Wiggins' fitness and dietary regime was allowing him to stay strong while other, more established, riders faltered.

"Bradley has always been a beanpole but the advice he has had from British Cycling's nutritionist Nigel Mitchell has been a big factor in his success," added Sutton, who followers of Wiggins' Twitter feed will know stayed in constant contact with him throughout the race.

"The one thing we were keen to do was to make sure he lost the weight without losing his power.

"Nigel obviously knows his stuff because Brad produced immense power throughout the Tour, even in the final time trial (around Lake Annecy) after being in the Alps."

And adding psychologist Steve Peters to Wiggins' support ranks gave him added mental resolve too.

"This race is not just about your inner strength," said Sutton, who rode in the 1987 Tour and also won a team pursuit gold medal for Australia at the 1978 Commonwealth Games.

"Although you need that, it's been key for Bradley to have a guy of the calibre of Steve on the phone when he needs him, when he's been rocking a bit."

In the end, being on the wrong end of two splits in the peloton over two days proved to be the difference between Wiggins beating seven-time champion Armstrong to a top-three finish overall.

On stage three, he lost 40 seconds after crosswinds caused havoc in the peloton, while on Friday's stage 19, he lost another four seconds to the Texan despite being only two places behind him at the finish line.

But Sutton feels that, for the most part, Wiggins' tactics have been spot on in a race where the wrong decision can cost you dear.

"Bradley is the John Motson of cycling, the best statistician you have ever met," added Sutton.
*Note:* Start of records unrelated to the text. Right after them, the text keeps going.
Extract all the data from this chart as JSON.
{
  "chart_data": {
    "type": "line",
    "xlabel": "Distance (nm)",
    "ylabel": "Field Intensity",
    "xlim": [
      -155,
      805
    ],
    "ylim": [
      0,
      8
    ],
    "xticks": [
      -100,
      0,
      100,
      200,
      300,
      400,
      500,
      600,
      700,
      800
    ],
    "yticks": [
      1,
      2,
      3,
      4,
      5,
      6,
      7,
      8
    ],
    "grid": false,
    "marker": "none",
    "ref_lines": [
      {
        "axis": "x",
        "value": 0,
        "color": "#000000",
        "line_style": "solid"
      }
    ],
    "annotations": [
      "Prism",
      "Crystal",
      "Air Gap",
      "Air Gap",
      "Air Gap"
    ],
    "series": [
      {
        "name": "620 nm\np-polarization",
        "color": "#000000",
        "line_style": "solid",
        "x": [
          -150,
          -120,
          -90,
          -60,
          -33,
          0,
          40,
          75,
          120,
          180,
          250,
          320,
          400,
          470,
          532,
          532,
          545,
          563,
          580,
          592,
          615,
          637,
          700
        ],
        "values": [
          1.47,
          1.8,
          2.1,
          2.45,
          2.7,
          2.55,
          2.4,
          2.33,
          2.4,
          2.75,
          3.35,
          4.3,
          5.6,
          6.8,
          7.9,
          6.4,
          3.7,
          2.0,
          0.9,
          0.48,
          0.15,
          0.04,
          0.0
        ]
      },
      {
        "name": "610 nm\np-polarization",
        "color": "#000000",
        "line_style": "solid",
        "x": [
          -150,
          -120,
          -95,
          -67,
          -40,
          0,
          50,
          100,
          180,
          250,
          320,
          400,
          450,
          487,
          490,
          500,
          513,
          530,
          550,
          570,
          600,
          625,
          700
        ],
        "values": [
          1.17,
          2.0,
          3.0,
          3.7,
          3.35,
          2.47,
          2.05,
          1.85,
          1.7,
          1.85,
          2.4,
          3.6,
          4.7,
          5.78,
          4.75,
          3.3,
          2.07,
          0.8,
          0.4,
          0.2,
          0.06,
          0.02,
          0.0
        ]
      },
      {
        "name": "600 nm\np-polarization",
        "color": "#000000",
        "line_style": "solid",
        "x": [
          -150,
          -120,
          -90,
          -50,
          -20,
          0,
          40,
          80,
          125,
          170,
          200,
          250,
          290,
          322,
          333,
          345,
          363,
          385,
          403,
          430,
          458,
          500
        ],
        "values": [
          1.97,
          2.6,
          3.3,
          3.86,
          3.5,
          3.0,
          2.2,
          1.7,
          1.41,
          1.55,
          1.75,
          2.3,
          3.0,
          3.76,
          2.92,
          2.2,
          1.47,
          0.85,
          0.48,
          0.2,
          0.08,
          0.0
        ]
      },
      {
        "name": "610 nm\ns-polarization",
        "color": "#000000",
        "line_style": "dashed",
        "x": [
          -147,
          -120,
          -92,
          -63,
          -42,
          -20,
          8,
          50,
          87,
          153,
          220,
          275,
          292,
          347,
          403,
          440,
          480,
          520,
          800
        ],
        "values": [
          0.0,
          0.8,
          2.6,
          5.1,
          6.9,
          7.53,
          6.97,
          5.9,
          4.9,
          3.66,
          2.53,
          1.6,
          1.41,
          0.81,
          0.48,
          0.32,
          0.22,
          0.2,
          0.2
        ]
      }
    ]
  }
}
"He will have done his homework before every stage. Put it this way, Bradley would be able to tell you the socks that Greg LeMond was wearing on the Champs Elysees when he beat Laurent Fignon in 1989. His shoes, his tyres - the lot. He does his homework on every aspect of cycling.

"When some kids ran to the park after school to play football, Bradley used to run home and put cycling videos on. He is an encyclopedia of cycling and he is a very clever cookie, as well as being one of the best riders in the peloton technically too.

"Going back to the first day of the Tour, tactically he has got it right. There are still gains for him to be made - for example, how many times has he been in race situations like he was on the last day in the Alps with those five climbs? But he knows now what he doubted before."

And what can he do with that knowledge? Whether or not Wiggins is one of the British riders to join Sutton at Team Sky, as has been widely speculated, can he remain a challenger in the Tour's general classification?

"He will sustain it, you can be sure of that," says Sutton, confidently.

"Some years ago, I remember Bradley walking off the boards in Munich, taking his mittens off and saying to me 'I was born to do this'.

"That still rings in my ears, and it's true.

"Bradley will continue to be a challenger in the Tour because he is a big-time player who likes a big show and the Tour is the biggest show in the world in cycling.

"He will want to come back next year and show everyone this wasn't a one-off. I expect him to be a contender for many years to come."